Topyekûn Ortadoğu, İslâm’ın/Osmanlı’nın huzur, medeniyet ve barış yüklü iklimini büyük bir hasretle aramaktadır. Dolayısıyla Devlet-i Ali İslâm’ın bu coğrafyada sağladığı, özünü İslâm’dan ve İslâmî tecrübelerden alan barış/medeniyet modelini ve birlikte yaşama tecrübesini tetkik etmek bugün daha fazla önem arz etmektedir.
Dünya Ona Muhtaç!
Dünya barış ve istikrarını temin etmesi, insanlığın aradığı huzur ve refahı sağlaması açısından Osmanlı, alternatif bir model olarak günümüz toplum ve devletlerine hâlâ hayat vaat etmektedir. Dünya ve insanlık, “Osmanlı benzeri” bir devlet ve medeniyete bugün hava gibi su gibi muhtaç! İnsanlık, onun yokluğunu büyük bir hasretle arıyor ve yaşadığı ıstırap ve feryatlarla aslında şu ortak intizarı seslendiriyor: “Neredesin ey Osmanlı!”

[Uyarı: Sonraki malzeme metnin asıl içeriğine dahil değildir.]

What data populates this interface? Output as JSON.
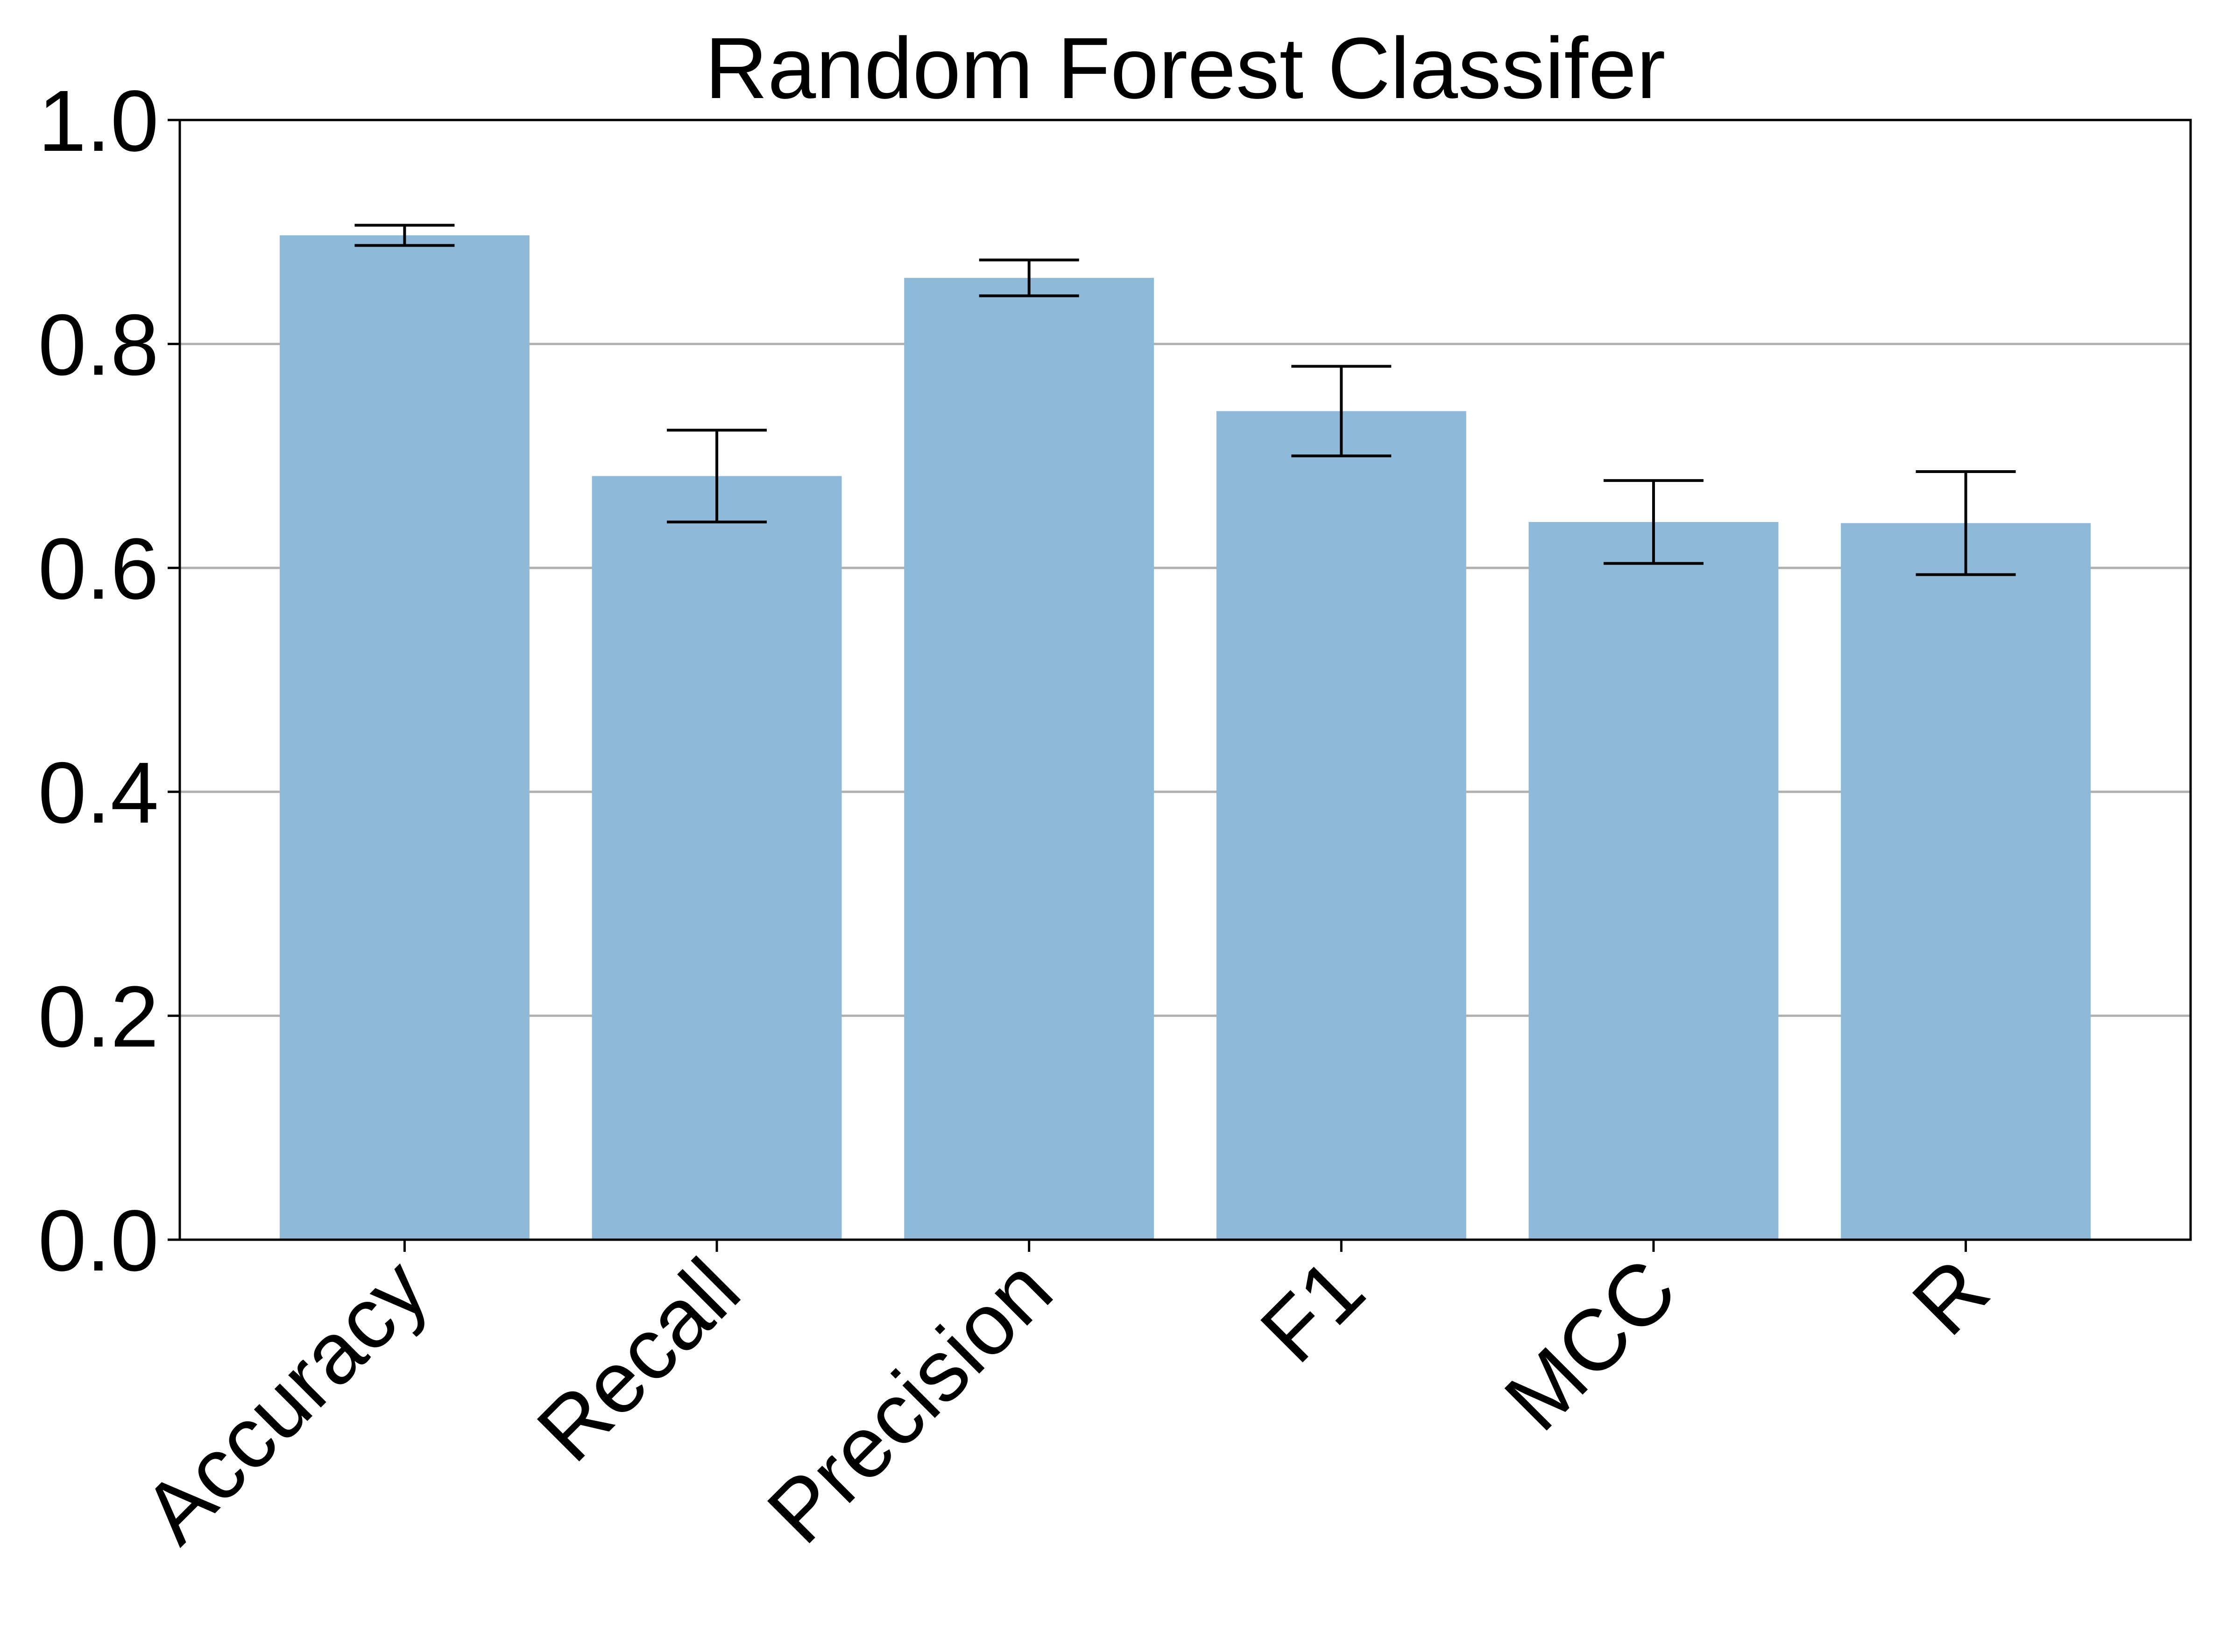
{
  "chart_data": {
    "type": "bar",
    "title": "Random Forest Classifer",
    "xlabel": "",
    "ylabel": "",
    "categories": [
      "Accuracy",
      "Recall",
      "Precision",
      "F1",
      "MCC",
      "R"
    ],
    "values": [
      0.897,
      0.682,
      0.859,
      0.74,
      0.641,
      0.64
    ],
    "errors": [
      0.009,
      0.041,
      0.016,
      0.04,
      0.037,
      0.046
    ],
    "ylim": [
      0.0,
      1.0
    ],
    "yticks": [
      "0.0",
      "0.2",
      "0.4",
      "0.6",
      "0.8",
      "1.0"
    ],
    "ytick_values": [
      0.0,
      0.2,
      0.4,
      0.6,
      0.8,
      1.0
    ],
    "grid": "y-major",
    "bar_color": "#8fb9d9",
    "errorbar_color": "#000000",
    "gridline_color": "#b0b0b0",
    "x_tick_rotation": "45-degrees"
  }
}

Hulâsa, özünde İslâm’ın insanlığa vaat ettiği, âlemşümul sulh ve selameti mükemmelen temsil ve tatbik eden Osmanlı benzeri bir nizam ve medeniyet, tüm dünyanın on yıllardır hasretini çektiği barış ve istikrarın yegâne reçetesi olacaktır. (Geniş bilgi için bkz. İsmail Çolak, Dünya Osmanlı’ya Hasret, Mavi Yayıncılık, İstanbul, 2014, 4. Bölüm.)